We also followed up with 2 of last year's grads. What a meaningful phrase - "last year's grads".  My enthusiasm for this work is always renewed when I look at the results - high school graduates!! And it doesn't stop there! Louisena still wants to enter nursing but her father is dead and mother is very ill. As the oldest she feels she must be close by. There is a  new nursing school in Cap-Haitien. If the diploma is recognized by the state, she'll write the entrance exams. She has had a dental problem for over a year now, so to-day she came into Cap to gather information for the nursing program and we provided a referral form and funds to travel to Milot for dental work.
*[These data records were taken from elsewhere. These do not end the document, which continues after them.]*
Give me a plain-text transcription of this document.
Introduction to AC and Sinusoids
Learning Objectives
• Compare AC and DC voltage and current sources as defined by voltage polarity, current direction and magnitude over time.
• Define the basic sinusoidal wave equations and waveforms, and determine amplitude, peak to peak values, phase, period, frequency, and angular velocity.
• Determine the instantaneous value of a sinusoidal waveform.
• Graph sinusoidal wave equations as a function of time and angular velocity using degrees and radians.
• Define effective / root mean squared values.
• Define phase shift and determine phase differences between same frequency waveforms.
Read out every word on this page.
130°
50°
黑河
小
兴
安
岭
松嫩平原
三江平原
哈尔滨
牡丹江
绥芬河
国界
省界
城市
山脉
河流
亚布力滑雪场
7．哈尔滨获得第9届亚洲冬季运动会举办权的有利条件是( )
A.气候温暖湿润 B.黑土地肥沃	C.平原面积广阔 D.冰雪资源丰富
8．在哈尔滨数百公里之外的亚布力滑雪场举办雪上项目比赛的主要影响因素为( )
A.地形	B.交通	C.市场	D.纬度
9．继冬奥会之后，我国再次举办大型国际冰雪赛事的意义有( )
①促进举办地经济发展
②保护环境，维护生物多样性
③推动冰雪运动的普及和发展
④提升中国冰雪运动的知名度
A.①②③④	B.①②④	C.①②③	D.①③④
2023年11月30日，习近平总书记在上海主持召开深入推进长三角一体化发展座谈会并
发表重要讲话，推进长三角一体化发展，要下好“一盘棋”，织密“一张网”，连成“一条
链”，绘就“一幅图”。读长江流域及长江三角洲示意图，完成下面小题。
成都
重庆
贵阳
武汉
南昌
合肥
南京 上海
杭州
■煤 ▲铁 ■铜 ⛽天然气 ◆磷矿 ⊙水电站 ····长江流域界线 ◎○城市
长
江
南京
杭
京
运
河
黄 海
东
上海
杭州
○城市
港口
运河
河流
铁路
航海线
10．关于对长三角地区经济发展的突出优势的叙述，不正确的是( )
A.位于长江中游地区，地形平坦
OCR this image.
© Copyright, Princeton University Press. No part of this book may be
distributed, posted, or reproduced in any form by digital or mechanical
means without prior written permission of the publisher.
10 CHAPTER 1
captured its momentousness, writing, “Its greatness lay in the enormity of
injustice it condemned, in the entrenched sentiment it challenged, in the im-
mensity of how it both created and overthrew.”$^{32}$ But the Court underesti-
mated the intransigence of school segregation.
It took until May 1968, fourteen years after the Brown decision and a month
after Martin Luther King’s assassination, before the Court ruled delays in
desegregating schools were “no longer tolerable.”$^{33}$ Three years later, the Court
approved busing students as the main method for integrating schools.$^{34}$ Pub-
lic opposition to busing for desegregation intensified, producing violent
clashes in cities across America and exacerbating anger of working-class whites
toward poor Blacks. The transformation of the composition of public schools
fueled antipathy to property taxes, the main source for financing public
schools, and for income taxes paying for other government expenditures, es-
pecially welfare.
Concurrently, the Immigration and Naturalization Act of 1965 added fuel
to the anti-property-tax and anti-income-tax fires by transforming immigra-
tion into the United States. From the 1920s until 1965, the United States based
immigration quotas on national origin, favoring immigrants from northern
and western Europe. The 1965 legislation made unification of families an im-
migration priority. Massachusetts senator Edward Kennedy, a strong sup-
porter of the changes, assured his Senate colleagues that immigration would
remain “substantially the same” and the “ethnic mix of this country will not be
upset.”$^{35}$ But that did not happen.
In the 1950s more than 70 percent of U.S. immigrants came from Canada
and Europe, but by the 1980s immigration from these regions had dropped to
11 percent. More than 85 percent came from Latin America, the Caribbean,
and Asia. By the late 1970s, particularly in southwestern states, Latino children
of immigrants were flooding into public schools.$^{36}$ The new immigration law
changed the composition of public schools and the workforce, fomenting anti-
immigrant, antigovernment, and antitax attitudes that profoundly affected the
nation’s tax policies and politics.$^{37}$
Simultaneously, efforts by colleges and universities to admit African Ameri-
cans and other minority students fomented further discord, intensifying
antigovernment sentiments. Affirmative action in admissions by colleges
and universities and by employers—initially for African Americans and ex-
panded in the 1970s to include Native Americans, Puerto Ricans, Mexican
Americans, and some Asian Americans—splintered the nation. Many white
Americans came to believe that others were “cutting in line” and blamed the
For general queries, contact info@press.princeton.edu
Louisena has been with Starthrower since before it had a name. Likewise Osner is an original Starfish. His dream is to study Agriculture. like Louisena, he has severe dental problems. 2 of his front teeth have been pulled and he is very self consciouss, so taking a picture is a challenge.

Osner-grad 2009 - waiting
to study Agronomie

Louisena -grad 2010-Waiting to
study nursing.

Interviews over, lists made out for staff, medical bills paid, uniform funds distributed, we pack up the truck to head out. We travel with a cooler filled with bottled water
Djohn wraps the remaining ice many times
to preserve it as long as possible.

and Tampico, a juice beverage as well as sandwiches made by our short order cook (me) at 5 in the morning. Jack is allergic to peanuts and Djohn to eggs and other dairy so food reflects that.  We cool with ice cubes purchased at the gas station in Cap-Haitien (whenever available). Whatever bottles remain we leave for the staff, with any leftover ice. I watched Djohn wrap the remaining ice as though it was precious, which it is. In a village which only recently  received a communal water supply, limited and untreated but available without charge, a cold drink is not even on the radar.   As we headed out, the community was coming to-gether for water to get them through the night. The pump was due to be turned off.

We intruded on this community scene.
Down the mountain, laundry dotted hills and valleys. Clusters of people gathered on roadsides, talking. Sunday coming to a close. Down the mountain in record time, after tricky navigation, we turned onto our street, Impasse Soeurs Missionaires. The  cleanup work begun with anticipation of a healthier place,  is now in jeopardy. The canal, which the project was supposed to clean up,  stands today as a festering monument to politics as usual.

Our canal - no clean water here.

Clean water - the gift of life - should not be a privilege, or if so a privilege for everyone not just a few.  Our young people come in to our Cap center daily to fill their gallon jugs with potable water. They have to walk past this to get to it. They take it in stride as many live in situations far worse.

Electricity (another gift) is flickering. Best save before lost.